The starting molecules were placed randomly in the simulation box at a silica/surfactant ratio of 3 and temperature and pressure equal to 300 K and 1 atm, respectively. Different crucial stages have been observed during the simulation; i) spherical micelle formation; ii) sphere-to-rod transition (through micelle fusion in the presence of anionic silica monomers); iii) twisted rods agregation (in the presence of cubic octamers; iv) rod arrangement to the hexagonal material in the presence of silica cubic octamers. Color code is as follows: hydrophobic surfactant tails in green, hydrophilic surfactant head in purple, anionic silica monomers in yellow, silica cubic octamers in red. Water molecules were removed for clarity.


HLC formation with 100% dimers

System with 6 weight percent of C16TA+ surfactant concentration and 100% of double charged silica dimers. The simulation started with all of molecules randomly placed at the beginning of the simulation. In this film it can been seen how surfactant prolate-shaped aggregates are formed rapidly to form small surfactant rods and then arrange into a twisted rods aggregate. After some simulation time, the disordered twisted rods form an ordered hexagonal arrangement. The consideration of silica reaction in this stage will form the silica scaffold which maintains the hexagonal shape of the template. Color code is as follows: green shows the hydrophobic surfactant tails, hydrophilic surfactant heads in purple and anionic silica dimers in red. Water molecules were removed for clarity.

Sphere-to-rod transition

Micelle fusion processes after addition of anionic silica monomer into a low surfactant (0.1 M of C16TA+) concentration water solution with spherical micelles in equilibrium. Anionic silica induces fusion between micelles instead of surfactant monomer aggregation. Color code is as follows: The surfactant hydrophobic micelle core in green, the hydrophilic surfactant heads (micelle surface) in purple and anionic silica monomers in red. Water molecules were removed for clarity.

Monomer-to-dimer exchange

Branched rods system with anionic silica monomers in equilibrium and 6wt% of C16TA+ of surfactant concentration. The exchange of anionic monomers by double charged dimers (maintaining the same amount of silica atoms) promoted a phase transition from branched rods to a hexagonal phase. The increase of density charge produces a strong dimer-to-surfactant head interaction, binding two rods at the same time, acting as a bridge between them and promoting a hexagonal ordered arrangement.

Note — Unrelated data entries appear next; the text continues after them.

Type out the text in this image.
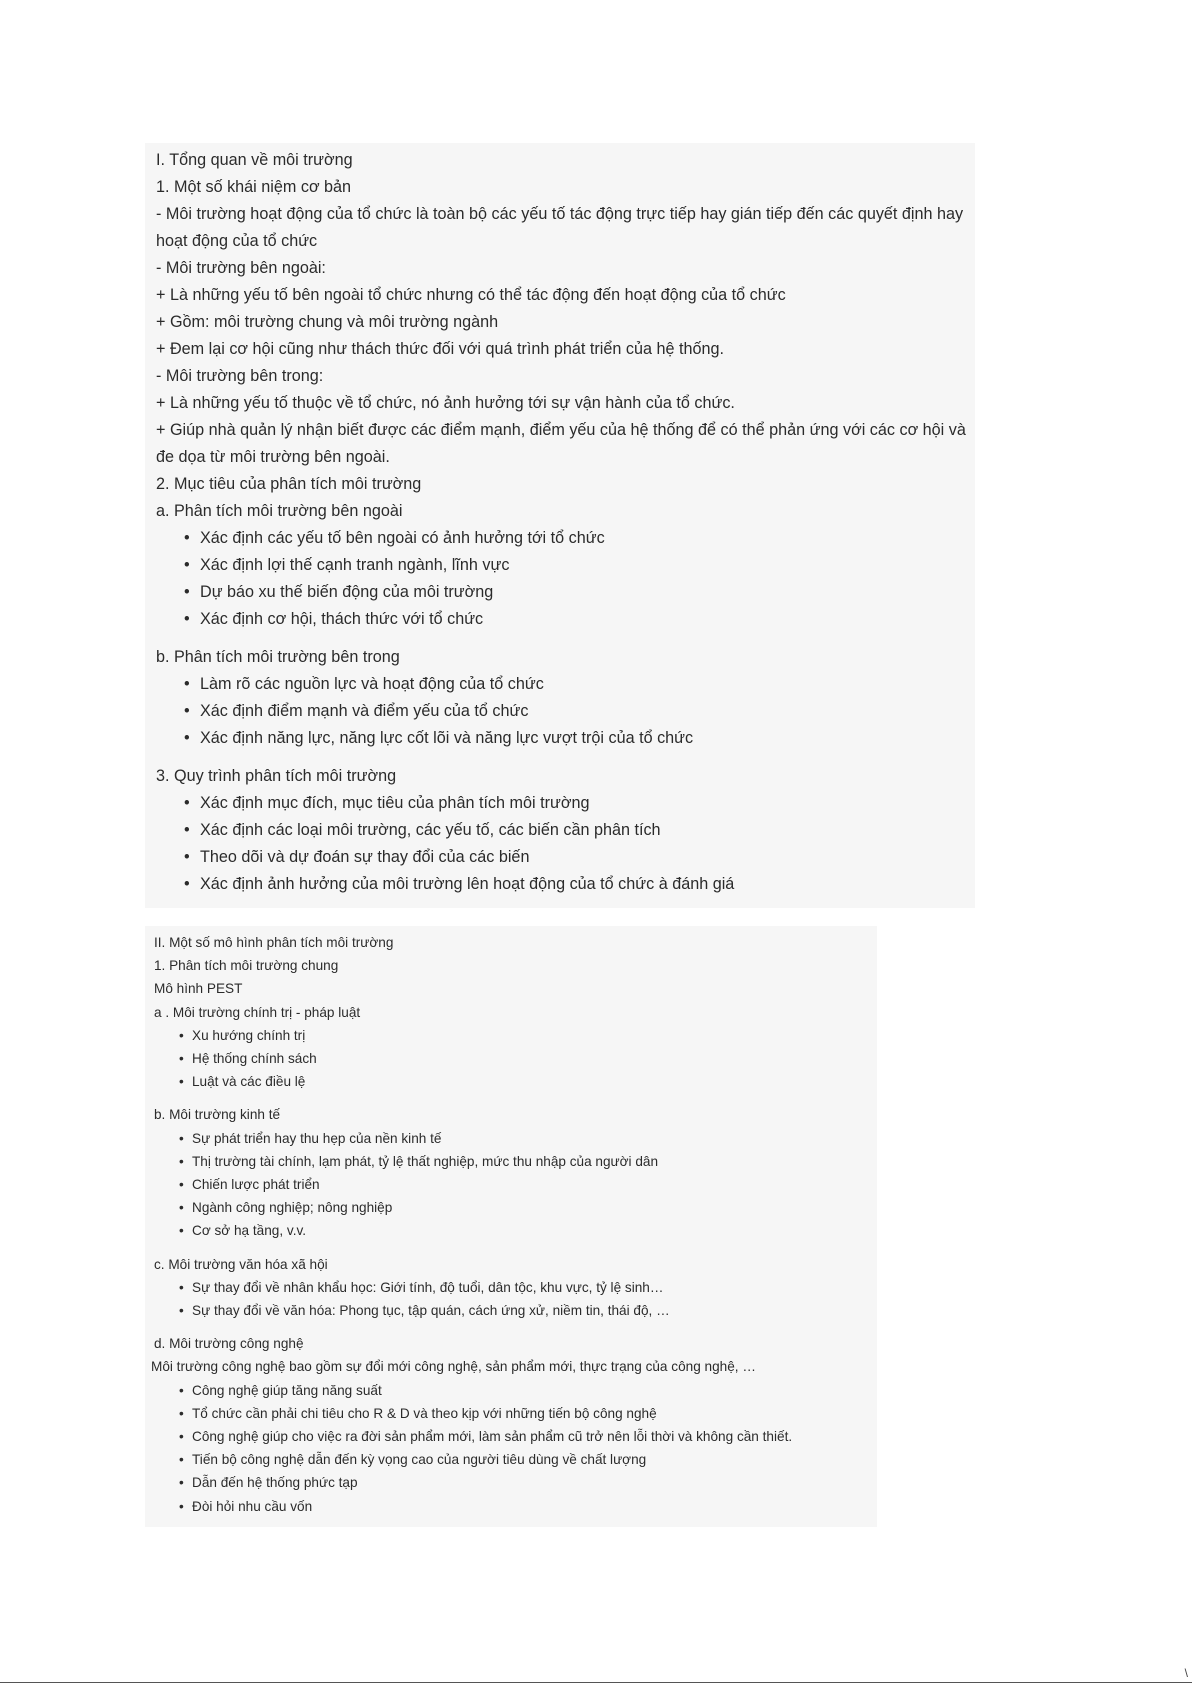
I. Tổng quan về môi trường

1. Một số khái niệm cơ bản

- Môi trường hoạt động của tổ chức là toàn bộ các yếu tố tác động trực tiếp hay gián tiếp đến các quyết định hay hoạt động của tổ chức

- Môi trường bên ngoài:

+ Là những yếu tố bên ngoài tổ chức nhưng có thể tác động đến hoạt động của tổ chức

+ Gồm: môi trường chung và môi trường ngành

+ Đem lại cơ hội cũng như thách thức đối với quá trình phát triển của hệ thống.

- Môi trường bên trong:

+ Là những yếu tố thuộc về tổ chức, nó ảnh hưởng tới sự vận hành của tổ chức.

+ Giúp nhà quản lý nhận biết được các điểm mạnh, điểm yếu của hệ thống để có thể phản ứng với các cơ hội và đe dọa từ môi trường bên ngoài.

2. Mục tiêu của phân tích môi trường

a. Phân tích môi trường bên ngoài

• Xác định các yếu tố bên ngoài có ảnh hưởng tới tổ chức
• Xác định lợi thế cạnh tranh ngành, lĩnh vực
• Dự báo xu thế biến động của môi trường
• Xác định cơ hội, thách thức với tổ chức

b. Phân tích môi trường bên trong

• Làm rõ các nguồn lực và hoạt động của tổ chức
• Xác định điểm mạnh và điểm yếu của tổ chức
• Xác định năng lực, năng lực cốt lõi và năng lực vượt trội của tổ chức

3. Quy trình phân tích môi trường

• Xác định mục đích, mục tiêu của phân tích môi trường
• Xác định các loại môi trường, các yếu tố, các biến cần phân tích
• Theo dõi và dự đoán sự thay đổi của các biến
• Xác định ảnh hưởng của môi trường lên hoạt động của tổ chức à đánh giá

II. Một số mô hình phân tích môi trường

1. Phân tích môi trường chung

Mô hình PEST

a . Môi trường chính trị - pháp luật

• Xu hướng chính trị
• Hệ thống chính sách
• Luật và các điều lệ

b. Môi trường kinh tế

• Sự phát triển hay thu hẹp của nền kinh tế
• Thị trường tài chính, lạm phát, tỷ lệ thất nghiệp, mức thu nhập của người dân
• Chiến lược phát triển
• Ngành công nghiệp; nông nghiệp
• Cơ sở hạ tầng, v.v.

c. Môi trường văn hóa xã hội

• Sự thay đổi về nhân khẩu học: Giới tính, độ tuổi, dân tộc, khu vực, tỷ lệ sinh…
• Sự thay đổi về văn hóa: Phong tục, tập quán, cách ứng xử, niềm tin, thái độ, …

d. Môi trường công nghệ

Môi trường công nghệ bao gồm sự đổi mới công nghệ, sản phẩm mới, thực trạng của công nghệ, …

• Công nghệ giúp tăng năng suất
• Tổ chức cần phải chi tiêu cho R & D và theo kịp với những tiến bộ công nghệ
• Công nghệ giúp cho việc ra đời sản phẩm mới, làm sản phẩm cũ trở nên lỗi thời và không cần thiết.
• Tiến bộ công nghệ dẫn đến kỳ vọng cao của người tiêu dùng về chất lượng
• Dẫn đến hệ thống phức tạp
• Đòi hỏi nhu cầu vốn
\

Color code is as follows: green shows the hydrophobic surfactant tails, hydrophilic surfactant heads in purple and anionic silica dimers in red. Water molecules were removed for clarity.


Hexagonal-to-lamellar transition after removing a co-solvent

Hexagonal phase system with 30wt % surfactant (C16TA+) concentration and fully charged silica dimers (in red). Water molecules were removed for clarity. The addition of a co-solvent (benzene molecules, in orange) promotes a hexagonal-to-lamellar phase transition. Benzene molecules were arranged well inside the hydrophobic core of the surfactant molecules (in green) originating a more energetically favorable lamellar phase. Water molecules were removed for clarity.

Lamellar-to-hexagonal transition after addition of a co-solvent

The process observed in the film on the left was found to be reversible after removing the benzene molecules, thereby the system re-arranged into the original hexagonal phase. Color code is the same as in the film on the left.